On February 12, the London Sunday Telegraph used a survey by Gwynn Davis and Mervyn Murch of Bristol University as the basis for a discussion on the consequences of divorce.  The paper’s account opened with a description of a “sad little ritual” conducted by court welfare officers, in which a man and a woman stand formally and struggle to find words to say that they are putting the past behind them and for what reasons.  “It’s not done often,” says a welfare officer.  “We have to be careful a couple isn’t swayed into thoughts of reconciliation.  There are usually tears.  It can be terribly emotional.”


Divorce in England is a booming business.  One in three marriages are projected to end in divorce.  One in five children will have divorced parents by the age of 18.  But does easy and quick divorce bring happiness for either parents or children?

a) Staying married

Some of the Davis-Murch statistics throw striking light on such questions.  Fifty-one percent of divorced men and women wish they had stayed married. Of those who have remarried, a large percentage of both men and women wish they had stayed with their previous partners.  In fact, the average length of a first marriage of divorced people is ten years, of a second marriage, only seven.

b)         Children

The assumption that divorce is often in the children’s interest has been upset by new and extensive research into its long-term effects on them.  Evidence shows that even those who seem to be unaffected emotionally by their parents’ break-up are storing up trouble for later.  English society now accepts hooliganism and delinquency as part of daily life.

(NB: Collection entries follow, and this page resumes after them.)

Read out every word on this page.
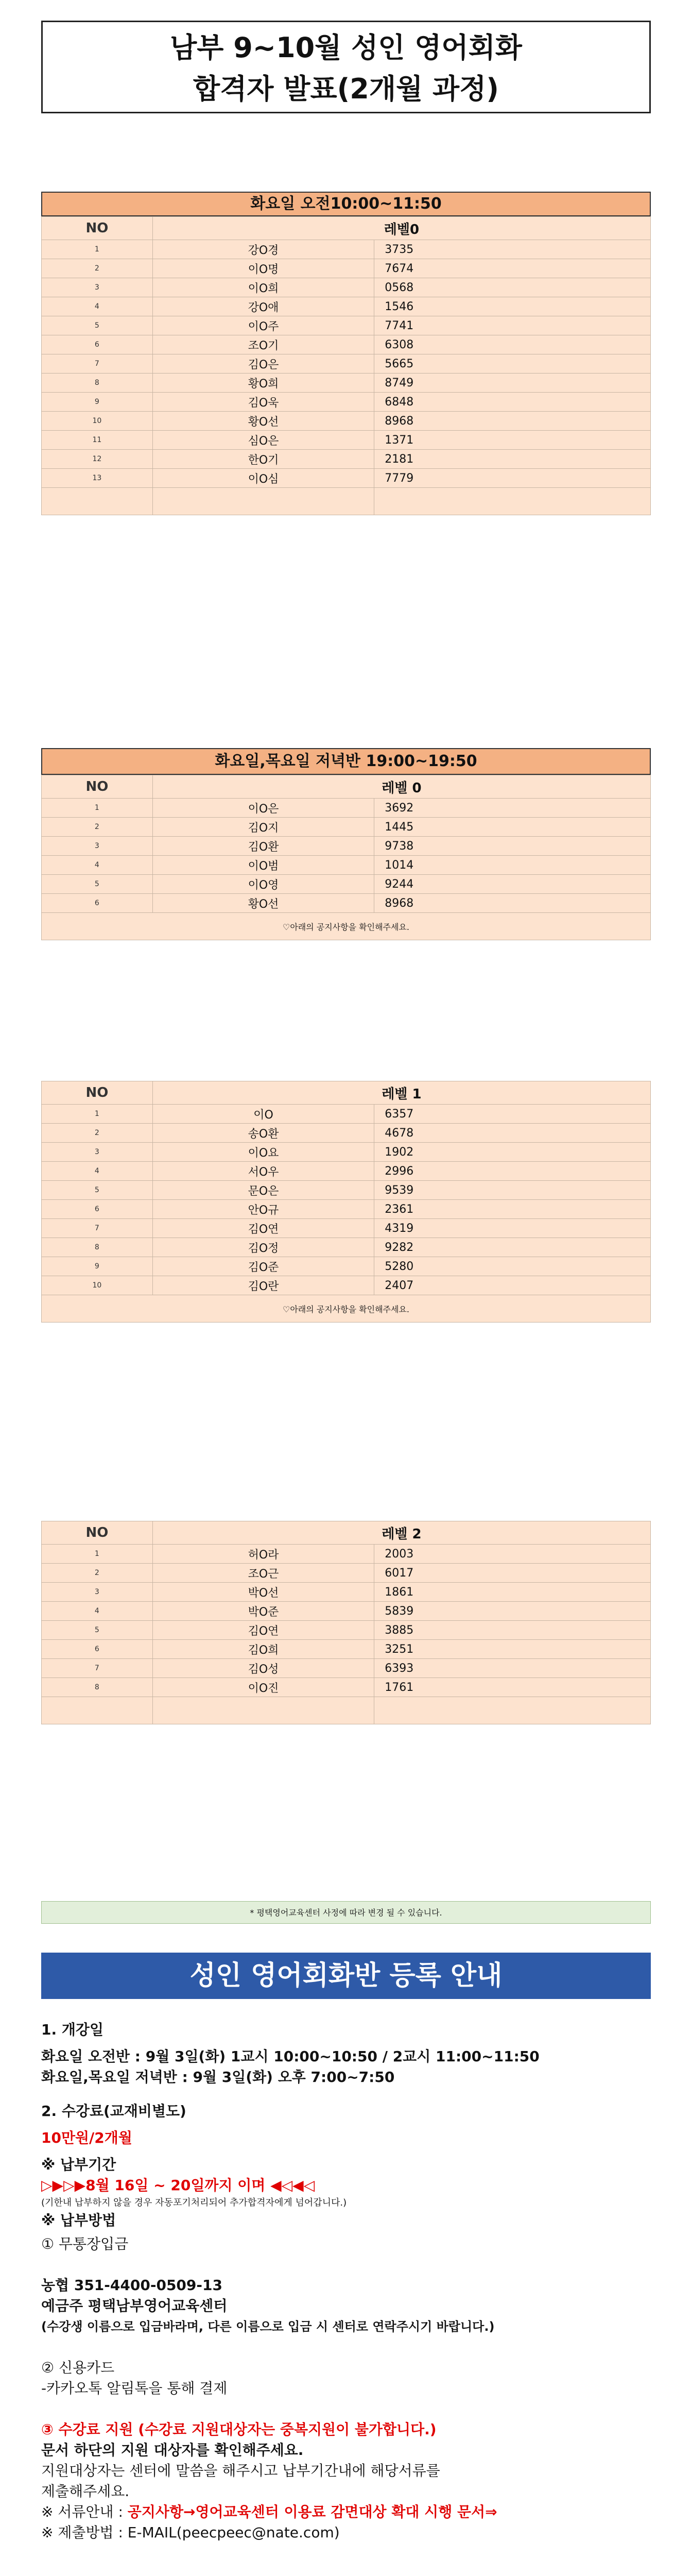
남부 9~10월 성인 영어회화
합격자 발표(2개월 과정)
화요일 오전10:00~11:50
NO	레벨0	
1	강O경	3735
2	이O명	7674
3	이O희	0568
4	강O애	1546
5	이O주	7741
6	조O기	6308
7	김O은	5665
8	황O희	8749
9	김O욱	6848
10	황O선	8968
11	심O은	1371
12	한O기	2181
13	이O심	7779

화요일,목요일 저녁반 19:00~19:50
NO	레벨 0	
1	이O은	3692
2	김O지	1445
3	김O환	9738
4	이O범	1014
5	이O영	9244
6	황O선	8968
♡아래의 공지사항을 확인해주세요.		
NO	레벨 1	
1	이O	6357
2	송O환	4678
3	이O요	1902
4	서O우	2996
5	문O은	9539
6	안O규	2361
7	김O연	4319
8	김O정	9282
9	김O준	5280
10	김O란	2407
♡아래의 공지사항을 확인해주세요.		
NO	레벨 2	
1	허O라	2003
2	조O근	6017
3	박O선	1861
4	박O준	5839
5	김O연	3885
6	김O희	3251
7	김O성	6393
8	이O진	1761

* 평택영어교육센터 사정에 따라 변경 될 수 있습니다.
성인 영어회화반 등록 안내
1. 개강일
화요일 오전반 : 9월 3일(화) 1교시 10:00~10:50 / 2교시 11:00~11:50
화요일,목요일 저녁반 : 9월 3일(화) 오후 7:00~7:50
2. 수강료(교재비별도)
10만원/2개월
※ 납부기간
▷▶▷▶8월 16일 ~ 20일까지 이며 ◀◁◀◁
(기한내 납부하지 않을 경우 자동포기처리되어 추가합격자에게 넘어갑니다.)
※ 납부방법
① 무통장입금
농협 351-4400-0509-13
예금주 평택남부영어교육센터
(수강생 이름으로 입금바라며, 다른 이름으로 입금 시 센터로 연락주시기 바랍니다.)
② 신용카드
-카카오톡 알림톡을 통해 결제
③ 수강료 지원 (수강료 지원대상자는 중복지원이 불가합니다.)
문서 하단의 지원 대상자를 확인해주세요.
지원대상자는 센터에 말씀을 해주시고 납부기간내에 해당서류를
제출해주세요.
※ 서류안내 : 공지사항→영어교육센터 이용료 감면대상 확대 시행 문서⇒
※ 제출방법 : E-MAIL(peecpeec@nate.com)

Many studies have linked such behavior with broken, fatherless homes and mothers who have to go out to work to supplement their maintenance payments.  California psychologist Judy Wallerstein described half the children who were followed for a decade after their parents’ divorces as becoming “worried, underachieving, self-deprecating and sometimes angry young men and women.”  We may well ask, “Why wouldn’t they engage in promiscuity, why wouldn’t the girls among them have abortions?”

England now has a society of stepmothers and stepfathers, unhappy children faced with the tearful goodbyes of weekend visits, and families split in two, trying to make finances sufficient for one household do double duty, the Telegraph says.  And couples embark on another “lifelong” commitment all over again.  But this time they are on an obstacle course which puts all sorts of problems in their way (especially financial ones) and offers them an even higher risk of failure.

Church of England

Before 1969, the main ground for divorce in England – as in Canada – was adultery.  As Waugh’s novel A Handful of Dust shows, this often involved farcical proceedings: two private detectives would discover the husband in a motel room with a young lady hired for the occasion, and the court would accept their evidence as indicating the man and the woman had spent the night together, when they had done nothing of the sort.  Curiously, it was the (Anglican) Church of England which led the way in advocating wider grounds; it recommended a radical move away from the old notion of a guilty party to a new concept of marriage breakdown.  This was the suggestion made in the Archbishop of Canterbury’s 1966 report entitled Putting Asunder. It was soon endorsed by the newly formed Law Commission, and reform quickly gathered speed.  Two new ideas came to the fore: divorce by consent after two years’ separation, and divorce without consent after five years’ separation.

Does it work?

How well does the system work?  Davis and Murch argue that any goodwill which might lead the partners to a reconciliation is quickly crushed by the system.  Asked what behavior in a partner makes it impossible for them to live together, the petitioner may not be able to say anything more serious than “He forgets my birthday.”  But once the lawyers become involved, the parties are on a conveyor belt: they are swept along by the system.  Davis and Murch found that only one in out of every five cases did the lawyers encourage their clients to consider the possibility of a reconciliation.  According to one unhappy spouse asking the Citizens’ Advice Bureau for advice after 26 years of marriage, the Bureau simply expressed surprise that the marriage had lasted so long.

“So are we better off with our End of Marriage rituals, our divorce on easy terms,” the Telegraph asks, “or have we simply created a new set of problems?”  The answer is fairly obvious.  The paradox of easy divorce, Phyllis Rose wrote in her study of five Victorian marriages, Parallel Lives, is that easy divorce, far from making the undertaking of marriage a lighter burden, makes it a heavier one: “Bad enough to choose once in a lifetime whom to live with; to go on choosing, to reaffirm one’s choice day after day, as one must when it is culturally possible to divorce, is really asking a lot.”  Divorce reflects, but also contributes greatly to the instability of our society.